Information Security Policy
Cascadeo maintains an Information Security policy that employees agree upon that state responsibilities and policies of system resources. This policy covers a variety of topics and is updated and training is routinely given to the staff. Some of the highlighted policies include:
- Systems and procedures for storing and sharing passwords
- Physical access to offices and equipment
- Compute and mobile device security
- Department specific security considerations
Built with a Secure Partners
Cascadeo services are built on popular cloud infrastructure providers which is secured and certified at many levels.
- Certifications with many programs – ISO 9001, ISO 27001, ISO 27017, ISO 27018, SOC 1, SOC 2, SOC3 FISMA and may more.

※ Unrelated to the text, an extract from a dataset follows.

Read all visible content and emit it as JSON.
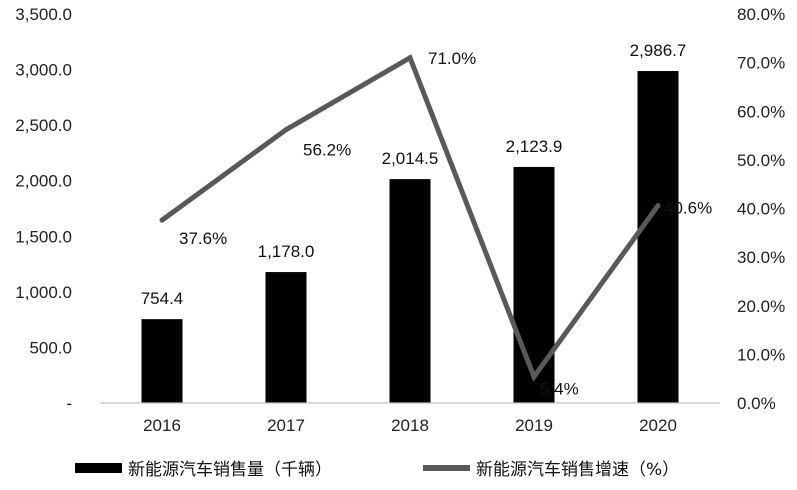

- Built-in methods in services for encryption data-at-rest and data-in-transit
- Monitoring and Logging tools
- Access and Identity controls with multi-factor authentication
Cascadeo holds the AWS Managed Services APN Partner Certification which is audited by a 3rd party and includes and extensive list of security requirements. You can lean more about the Managed Services Certification here. Items included in the audit:
- Confirmation of established security policies to protect from attacks
- Access management policies and procedures
- Routine testing and review of security posture
Least Privileged Access
Cascadeo only asks for and shares with the team the minimal access needed to get the job done. This applies to all products and services including:
- Cascadeo’s Managed Services Platform for accessing your cloud to monitoring and gather information.
- Cascadeo’s NOC to support your running infrastructure to keep things running optimally.
- Cascadeo’s Professional Services to assess and build a best practices environment.
Encryption at Rest. We take advantage of our partner tools to provide encryption-at-rest. Our database uses AWS DynamoDB’s built in feature encryption tool using AES 256 key encryption. We also use Auth0, an industry standard, for user database and authentication and take advantage of their encryption standards.
Encryption in Transit. Cascadeo communication are encrypted via industry best-practices HTTPS and Transport Layer Security (TLS) over public networks.